Der beste Moment für diesen blauen Klassiker
Der Blue Lagoon funktioniert besonders gut bei Sommerfesten, Gartenpartys und lockeren Aperitif-Runden. Seine Farbe sorgt sofort für Aufmerksamkeit, während die Zubereitung auch für Anfänger unkompliziert bleibt.
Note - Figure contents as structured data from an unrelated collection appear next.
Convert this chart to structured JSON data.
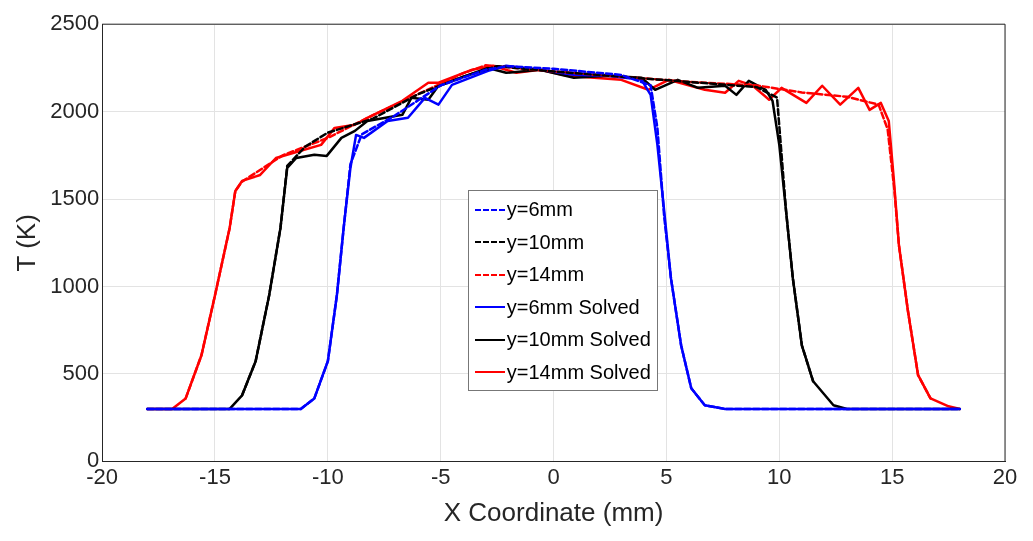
{
  "chart_data": {
    "type": "line",
    "xlabel": "X Coordinate (mm)",
    "ylabel": "T (K)",
    "xlim": [
      -20,
      20
    ],
    "xticks": [
      -20,
      -15,
      -10,
      -5,
      0,
      5,
      10,
      15,
      20
    ],
    "ylim": [
      0,
      2500
    ],
    "yticks": [
      0,
      500,
      1000,
      1500,
      2000,
      2500
    ],
    "grid": true,
    "legend": "center",
    "marker": "none",
    "series": [
      {
        "name": "y=6mm",
        "color": "#0000ff",
        "line_style": "dashed",
        "x": [
          -18,
          -11.2,
          -10.6,
          -10,
          -9.6,
          -9.3,
          -9,
          -8.5,
          -7,
          -5,
          -3,
          -2,
          0,
          3,
          4.3,
          4.6,
          4.9,
          5.2,
          5.65,
          6.1,
          6.7,
          7.6,
          18
        ],
        "values": [
          300,
          300,
          360,
          573,
          950,
          1335,
          1700,
          1870,
          1980,
          2150,
          2240,
          2260,
          2245,
          2210,
          2150,
          1907,
          1400,
          1048,
          664,
          418,
          321,
          300,
          300
        ]
      },
      {
        "name": "y=10mm",
        "color": "#000000",
        "line_style": "dashed",
        "x": [
          -13.8,
          -13.2,
          -12.6,
          -12.1,
          -11.8,
          -11,
          -10,
          -8,
          -6,
          -4,
          -2.5,
          0,
          3,
          6,
          9,
          9.9,
          10.3,
          10.6,
          11,
          11.5
        ],
        "values": [
          378,
          573,
          950,
          1335,
          1690,
          1800,
          1880,
          1960,
          2100,
          2200,
          2260,
          2230,
          2200,
          2170,
          2140,
          2080,
          1432,
          1048,
          664,
          458
        ]
      },
      {
        "name": "y=14mm",
        "color": "#ff0000",
        "line_style": "dashed",
        "x": [
          -16.3,
          -15.6,
          -15,
          -14.35,
          -14.1,
          -13.8,
          -12,
          -10,
          -8,
          -6,
          -4,
          -3,
          0,
          3,
          6,
          9,
          11,
          13,
          14.4,
          14.8,
          15.1,
          15.3,
          15.7,
          16.15,
          16.7
        ],
        "values": [
          360,
          607,
          950,
          1335,
          1546,
          1600,
          1750,
          1850,
          1980,
          2100,
          2220,
          2265,
          2230,
          2200,
          2170,
          2150,
          2110,
          2085,
          2040,
          1900,
          1550,
          1237,
          860,
          493,
          360
        ]
      },
      {
        "name": "y=6mm Solved",
        "color": "#0000ff",
        "line_style": "solid",
        "x": [
          -18,
          -11.2,
          -10.6,
          -10,
          -9.6,
          -9.3,
          -9,
          -8.75,
          -8.4,
          -7.35,
          -6.45,
          -5.7,
          -5.1,
          -4.5,
          -2.9,
          -2.1,
          -0.6,
          0.9,
          2.4,
          3.9,
          4.3,
          4.6,
          4.9,
          5.2,
          5.65,
          6.1,
          6.7,
          7.6,
          18
        ],
        "values": [
          300,
          300,
          360,
          573,
          950,
          1335,
          1678,
          1867,
          1850,
          1947,
          1965,
          2079,
          2040,
          2153,
          2233,
          2262,
          2240,
          2211,
          2205,
          2182,
          2096,
          1810,
          1432,
          1048,
          664,
          418,
          321,
          300,
          300
        ]
      },
      {
        "name": "y=10mm Solved",
        "color": "#000000",
        "line_style": "solid",
        "x": [
          -18,
          -14.35,
          -13.8,
          -13.2,
          -12.6,
          -12.1,
          -11.8,
          -11.4,
          -10.6,
          -10.05,
          -9.4,
          -8.8,
          -8.25,
          -6.7,
          -6.3,
          -5.55,
          -5.1,
          -2.9,
          -2.1,
          -0.6,
          0.9,
          2.4,
          3.9,
          4.5,
          5.5,
          6.4,
          7.6,
          8.1,
          8.65,
          9.4,
          9.7,
          10,
          10.3,
          10.6,
          11,
          11.5,
          12.4,
          13,
          18
        ],
        "values": [
          300,
          300,
          378,
          573,
          950,
          1335,
          1678,
          1735,
          1753,
          1747,
          1850,
          1890,
          1947,
          1982,
          2079,
          2068,
          2148,
          2250,
          2222,
          2240,
          2194,
          2205,
          2194,
          2125,
          2182,
          2136,
          2148,
          2096,
          2176,
          2125,
          2062,
          1810,
          1432,
          1048,
          664,
          458,
          321,
          300,
          300
        ]
      },
      {
        "name": "y=14mm Solved",
        "color": "#ff0000",
        "line_style": "solid",
        "x": [
          -18,
          -16.9,
          -16.3,
          -15.6,
          -15,
          -14.35,
          -14.1,
          -13.8,
          -13,
          -12.3,
          -11.2,
          -10.3,
          -9.7,
          -8.8,
          -8.25,
          -6.7,
          -5.55,
          -5.1,
          -3.6,
          -2.7,
          -1.65,
          -0.6,
          0.6,
          1.8,
          3,
          4.2,
          5.1,
          6.7,
          7.6,
          8.2,
          8.8,
          9.55,
          10.1,
          11.2,
          11.9,
          12.7,
          13.5,
          14,
          14.5,
          14.85,
          15.07,
          15.3,
          15.7,
          16.15,
          16.7,
          17.5,
          18
        ],
        "values": [
          300,
          300,
          360,
          607,
          950,
          1335,
          1546,
          1604,
          1638,
          1735,
          1776,
          1810,
          1907,
          1925,
          1965,
          2062,
          2165,
          2165,
          2240,
          2262,
          2222,
          2240,
          2205,
          2194,
          2182,
          2125,
          2182,
          2125,
          2108,
          2176,
          2150,
          2068,
          2136,
          2050,
          2148,
          2040,
          2136,
          2010,
          2050,
          1947,
          1620,
          1237,
          860,
          493,
          360,
          315,
          300
        ]
      }
    ]
  }
}
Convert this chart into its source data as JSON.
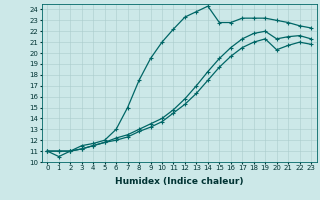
{
  "xlabel": "Humidex (Indice chaleur)",
  "bg_color": "#cce8e8",
  "grid_color": "#aacccc",
  "line_color": "#006666",
  "xlim": [
    -0.5,
    23.5
  ],
  "ylim": [
    10,
    24.5
  ],
  "xticks": [
    0,
    1,
    2,
    3,
    4,
    5,
    6,
    7,
    8,
    9,
    10,
    11,
    12,
    13,
    14,
    15,
    16,
    17,
    18,
    19,
    20,
    21,
    22,
    23
  ],
  "yticks": [
    10,
    11,
    12,
    13,
    14,
    15,
    16,
    17,
    18,
    19,
    20,
    21,
    22,
    23,
    24
  ],
  "curve1_x": [
    0,
    1,
    2,
    3,
    4,
    5,
    6,
    7,
    8,
    9,
    10,
    11,
    12,
    13,
    14,
    15,
    16,
    17,
    18,
    19,
    20,
    21,
    22,
    23
  ],
  "curve1_y": [
    11.0,
    10.5,
    11.0,
    11.5,
    11.7,
    12.0,
    13.0,
    15.0,
    17.5,
    19.5,
    21.0,
    22.2,
    23.3,
    23.8,
    24.3,
    22.8,
    22.8,
    23.2,
    23.2,
    23.2,
    23.0,
    22.8,
    22.5,
    22.3
  ],
  "curve2_x": [
    0,
    1,
    2,
    3,
    4,
    5,
    6,
    7,
    8,
    9,
    10,
    11,
    12,
    13,
    14,
    15,
    16,
    17,
    18,
    19,
    20,
    21,
    22,
    23
  ],
  "curve2_y": [
    11.0,
    11.0,
    11.0,
    11.2,
    11.5,
    11.8,
    12.2,
    12.5,
    13.0,
    13.5,
    14.0,
    14.8,
    15.8,
    17.0,
    18.3,
    19.5,
    20.5,
    21.3,
    21.8,
    22.0,
    21.3,
    21.5,
    21.6,
    21.3
  ],
  "curve3_x": [
    0,
    1,
    2,
    3,
    4,
    5,
    6,
    7,
    8,
    9,
    10,
    11,
    12,
    13,
    14,
    15,
    16,
    17,
    18,
    19,
    20,
    21,
    22,
    23
  ],
  "curve3_y": [
    11.0,
    11.0,
    11.0,
    11.2,
    11.5,
    11.8,
    12.0,
    12.3,
    12.8,
    13.2,
    13.7,
    14.5,
    15.3,
    16.3,
    17.5,
    18.7,
    19.7,
    20.5,
    21.0,
    21.3,
    20.3,
    20.7,
    21.0,
    20.8
  ],
  "marker": "+",
  "markersize": 3,
  "linewidth": 0.9,
  "label_fontsize": 6.5,
  "tick_fontsize": 5.0
}
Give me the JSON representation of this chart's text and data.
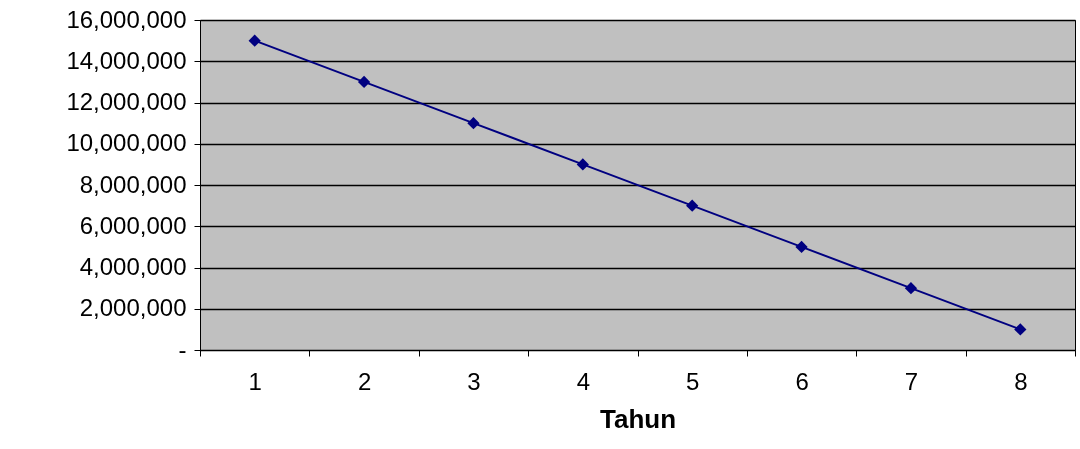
{
  "chart_data": {
    "type": "line",
    "xlabel": "Tahun",
    "categories": [
      "1",
      "2",
      "3",
      "4",
      "5",
      "6",
      "7",
      "8"
    ],
    "series": [
      {
        "color": "#000080",
        "values": [
          15000000,
          13000000,
          11000000,
          9000000,
          7000000,
          5000000,
          3000000,
          1000000
        ]
      }
    ],
    "ylim": [
      0,
      16000000
    ],
    "yticks": [
      {
        "value": 0,
        "label": "-"
      },
      {
        "value": 2000000,
        "label": "2,000,000"
      },
      {
        "value": 4000000,
        "label": "4,000,000"
      },
      {
        "value": 6000000,
        "label": "6,000,000"
      },
      {
        "value": 8000000,
        "label": "8,000,000"
      },
      {
        "value": 10000000,
        "label": "10,000,000"
      },
      {
        "value": 12000000,
        "label": "12,000,000"
      },
      {
        "value": 14000000,
        "label": "14,000,000"
      },
      {
        "value": 16000000,
        "label": "16,000,000"
      }
    ],
    "grid": "y",
    "marker": "diamond",
    "line_style": "solid"
  }
}
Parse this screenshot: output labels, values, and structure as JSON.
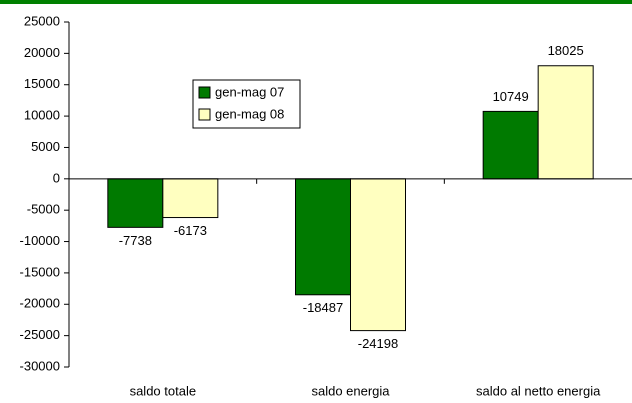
{
  "chart_data": {
    "type": "bar",
    "categories": [
      "saldo totale",
      "saldo energia",
      "saldo al netto energia"
    ],
    "series": [
      {
        "name": "gen-mag 07",
        "color": "#007a00",
        "values": [
          -7738,
          -18487,
          10749
        ]
      },
      {
        "name": "gen-mag 08",
        "color": "#ffffc0",
        "values": [
          -6173,
          -24198,
          18025
        ]
      }
    ],
    "ylim": [
      -30000,
      25000
    ],
    "yticks": [
      -30000,
      -25000,
      -20000,
      -15000,
      -10000,
      -5000,
      0,
      5000,
      10000,
      15000,
      20000,
      25000
    ],
    "grid": false
  }
}
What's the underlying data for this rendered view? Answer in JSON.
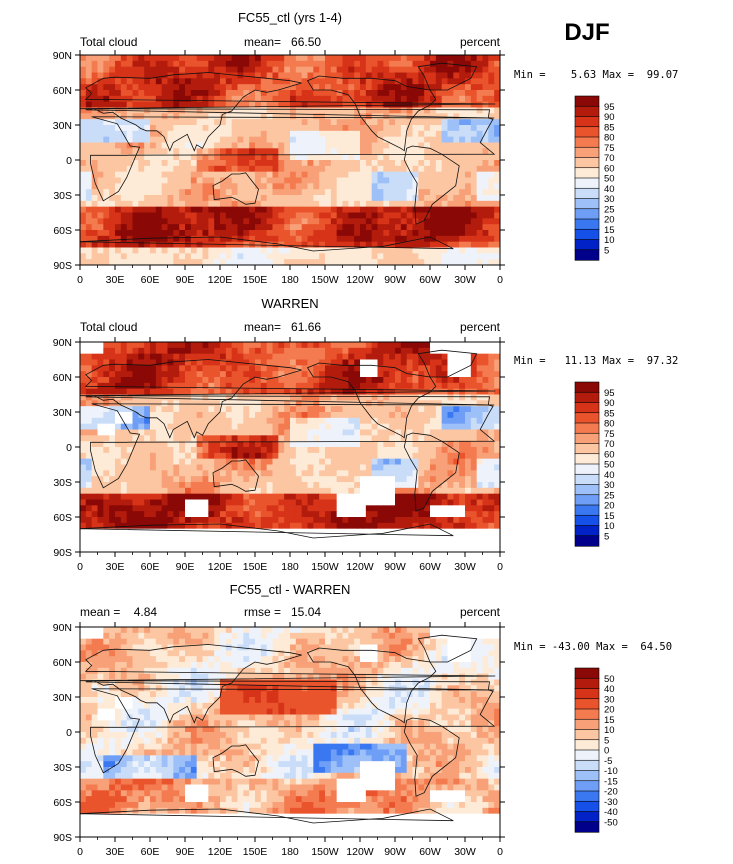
{
  "season_label": "DJF",
  "colors": {
    "levels_main": [
      "#00008a",
      "#0022c6",
      "#1550e8",
      "#3a78f2",
      "#6e9ef5",
      "#9cc0f7",
      "#c9dcf8",
      "#eef3fb",
      "#fdebd8",
      "#fbc6a1",
      "#f8a077",
      "#f47b50",
      "#ea542d",
      "#d63318",
      "#b31c0c",
      "#8a0806"
    ],
    "levels_diff": [
      "#00008a",
      "#0022c6",
      "#1550e8",
      "#3a78f2",
      "#6e9ef5",
      "#9cc0f7",
      "#c9dcf8",
      "#eef3fb",
      "#fdebd8",
      "#fbc6a1",
      "#f8a077",
      "#f47b50",
      "#ea542d",
      "#d63318",
      "#b31c0c",
      "#8a0806"
    ]
  },
  "chart_data": [
    {
      "type": "heatmap",
      "title": "FC55_ctl (yrs 1-4)",
      "left_label": "Total cloud",
      "center_label": "mean=   66.50",
      "right_label": "percent",
      "minmax_label": "Min =    5.63 Max =  99.07",
      "min": 5.63,
      "max": 99.07,
      "mean": 66.5,
      "x_ticks": [
        "0",
        "30E",
        "60E",
        "90E",
        "120E",
        "150E",
        "180",
        "150W",
        "120W",
        "90W",
        "60W",
        "30W",
        "0"
      ],
      "y_ticks": [
        "90N",
        "60N",
        "30N",
        "0",
        "30S",
        "60S",
        "90S"
      ],
      "colorbar_labels": [
        "95",
        "90",
        "85",
        "80",
        "75",
        "70",
        "60",
        "50",
        "40",
        "30",
        "25",
        "20",
        "15",
        "10",
        "5"
      ]
    },
    {
      "type": "heatmap",
      "title": "WARREN",
      "left_label": "Total cloud",
      "center_label": "mean=   61.66",
      "right_label": "percent",
      "minmax_label": "Min =   11.13 Max =  97.32",
      "min": 11.13,
      "max": 97.32,
      "mean": 61.66,
      "x_ticks": [
        "0",
        "30E",
        "60E",
        "90E",
        "120E",
        "150E",
        "180",
        "150W",
        "120W",
        "90W",
        "60W",
        "30W",
        "0"
      ],
      "y_ticks": [
        "90N",
        "60N",
        "30N",
        "0",
        "30S",
        "60S",
        "90S"
      ],
      "colorbar_labels": [
        "95",
        "90",
        "85",
        "80",
        "75",
        "70",
        "60",
        "50",
        "40",
        "30",
        "25",
        "20",
        "15",
        "10",
        "5"
      ]
    },
    {
      "type": "heatmap",
      "title": "FC55_ctl - WARREN",
      "left_label": "mean =    4.84",
      "center_label": "rmse =   15.04",
      "right_label": "percent",
      "minmax_label": "Min = -43.00 Max =  64.50",
      "min": -43.0,
      "max": 64.5,
      "mean": 4.84,
      "rmse": 15.04,
      "x_ticks": [
        "0",
        "30E",
        "60E",
        "90E",
        "120E",
        "150E",
        "180",
        "150W",
        "120W",
        "90W",
        "60W",
        "30W",
        "0"
      ],
      "y_ticks": [
        "90N",
        "60N",
        "30N",
        "0",
        "30S",
        "60S",
        "90S"
      ],
      "colorbar_labels": [
        "50",
        "40",
        "30",
        "20",
        "15",
        "10",
        "5",
        "0",
        "-5",
        "-10",
        "-15",
        "-20",
        "-30",
        "-40",
        "-50"
      ]
    }
  ]
}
Für ein formelles Menü würde ich ihn eher als Auftakt einsetzen und nicht zu jedem Gang servieren, da seine Süße feine Speisen schnell überdecken kann.
Mein praktischer Rat lautet, den Drink zunächst mit 1 cl Zitronensaft zu probieren und erst danach über mehr Curaçao oder Limonade zu entscheiden. So bleibt die Mischung frisch, leuchtend und ausgewogen, statt nur spektakulär auszusehen. Genau darin liegt für mich die Stärke dieses Cocktails: Er braucht keine komplizierte Technik, aber ein wenig Fingerspitzengefühl bei der Balance.